April 28, 2005

Column 2005-5-28 Commentary

Today, Brooks addresses himself to a topic about which I know little: the impending demographic crisis in Russia. Due to the pressures of watching the NBA playoffs -- er, working, right, working -- I lack the time to flesh out my knowledge beyond one article in the New Yorker. On the other hand, that article in the New Yorker certainly seemed to back everything that Brooks has written here (in fact, I have a sneaking suspicion that Brooks read the same article and then just looked up some statistics to flesh out his column), and since there's no official Republican party line about Russian demography, there's no real incentive for Brooks to lie about this subject. Unfortunately for Brooks, he soon strays from a straight recital of the facts to foolish and obviously stupid generalizations. While it is impressive that he manages to get half of this column right, the second half is all-too-typical of Brooks's usual idiocies.

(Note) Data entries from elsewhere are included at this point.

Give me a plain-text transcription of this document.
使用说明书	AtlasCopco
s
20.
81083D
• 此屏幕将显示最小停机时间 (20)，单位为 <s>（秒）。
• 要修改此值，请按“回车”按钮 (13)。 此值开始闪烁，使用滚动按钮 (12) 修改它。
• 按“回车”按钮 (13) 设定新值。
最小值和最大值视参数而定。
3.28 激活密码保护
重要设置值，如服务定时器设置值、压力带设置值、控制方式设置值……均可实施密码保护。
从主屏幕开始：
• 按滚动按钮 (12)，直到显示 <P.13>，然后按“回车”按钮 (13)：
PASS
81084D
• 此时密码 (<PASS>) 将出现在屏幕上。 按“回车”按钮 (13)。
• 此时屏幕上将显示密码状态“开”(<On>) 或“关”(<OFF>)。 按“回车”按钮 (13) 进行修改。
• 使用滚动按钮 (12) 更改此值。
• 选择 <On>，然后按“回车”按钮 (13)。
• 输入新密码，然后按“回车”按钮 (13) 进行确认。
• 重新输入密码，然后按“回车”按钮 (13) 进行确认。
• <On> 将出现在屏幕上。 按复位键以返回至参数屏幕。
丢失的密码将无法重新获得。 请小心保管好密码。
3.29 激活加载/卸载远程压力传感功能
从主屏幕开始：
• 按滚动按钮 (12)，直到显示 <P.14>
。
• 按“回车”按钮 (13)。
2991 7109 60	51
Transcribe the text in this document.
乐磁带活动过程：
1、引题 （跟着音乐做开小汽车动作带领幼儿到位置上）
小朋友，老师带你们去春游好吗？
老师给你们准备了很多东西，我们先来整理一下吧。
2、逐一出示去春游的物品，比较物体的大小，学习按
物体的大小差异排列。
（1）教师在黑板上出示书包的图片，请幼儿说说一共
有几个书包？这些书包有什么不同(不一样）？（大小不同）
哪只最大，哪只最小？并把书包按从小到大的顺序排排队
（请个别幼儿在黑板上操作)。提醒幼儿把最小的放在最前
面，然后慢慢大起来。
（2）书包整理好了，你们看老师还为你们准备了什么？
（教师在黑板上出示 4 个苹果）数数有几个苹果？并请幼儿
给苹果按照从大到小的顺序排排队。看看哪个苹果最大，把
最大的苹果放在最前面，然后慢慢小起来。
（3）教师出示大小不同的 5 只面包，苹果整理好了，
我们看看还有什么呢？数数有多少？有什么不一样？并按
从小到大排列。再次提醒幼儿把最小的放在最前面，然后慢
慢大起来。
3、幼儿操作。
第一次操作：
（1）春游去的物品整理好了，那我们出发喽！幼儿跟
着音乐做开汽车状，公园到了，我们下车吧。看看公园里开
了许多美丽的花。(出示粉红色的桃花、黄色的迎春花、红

The problem is that Brooks is extremely puzzled as to how the horrible things he talks about -- the high death rates, low birth rates, low life expectancy, health care system in shambles, etc., etc. -- can be compatible with the high rate of economic growth Russia is experiencing. You can almost hear the wheels whirring as Brooks tries to figure out how it is that economic growth is not rescuing the country from its other problems. Unable, like all conservatives, to face the fact that a rising tide does not always lift all, or even most, boats, Brooks instead chooses to blame this paradox on Russia's totalitarian past. Which would be, though a nice example of a conservative blind spot, reasonable if he didn't also choose, for no apparent reason, to generalize this problem in to something he calls "Post-Totalitarian Stress Syndrome". He goes on to theorize some more about his syndrome, but there's really no point in reading it, because it's obvious that he had simply made it up and it is not applicable beyond Russia. Consider, for instance, the other states that formerly made up the Soviet bloc. They all have problems of one sort or another, but none have problems similar to Russia's. In fact, some are doing quite well: for instance, Poland, the Czech Republic, and Hungary seem to have thrown off 40-odd years of Communist domination much more easily than Russia has. Or consider Latvia, Lithuania, and Estonia, all of which are doing considerably better than Russia despite a history that has been practically identical to Russia's over the past couple hundred years. The idea that all states recover from totalitarian regimes in the same way is patently ridiculous: Russia's problems are, for the most part, uniquely Russian.

Brooks then goes on to assert that we would be seeing something similar in Iraq, even if the insurgency were under control, which is possible but stupid. After all, the war in Chechnya is certainly not helping the mortality figures, and armed conflict is often a result of "profound social chaos". It is quite likely that there is no scenario in which the fall of Saddam Hussein would not have resulted in some sort of insurgency or civil war. But what Brooks really wants to do is predict the downfall of China. Not that he has anything in particular to base this prediction on: there are lots of old people, he says, and lots of young men without anything to do. But because of totalitarianism, China will pay a price! Or, perhaps not. After all, we do have the examples of Taiwan and South Korea, both East Asian nations that made transitions from dictatorships to democracy without too much internal conflict. Of course, China faces a very different situation, but then China also faces a very different situation than Russia did. For one thing, the problems Brooks cites have to do with a surplus of people: Russia suffers from a shortage. And then there's the fact that China's geopolitical position, culture, and history are all very different from Russia's. The only similarity between them is the rule of a totalitarian state with an ideology loosely based on Communism, and while this is an important similarity, it's a little much to say that it will trump all the differences.

It's really sad that Brooks can't get his passion for wild generalizations about culture under control even when writing about international affairs. Somehow, though, I have trouble summoning up any sympathy.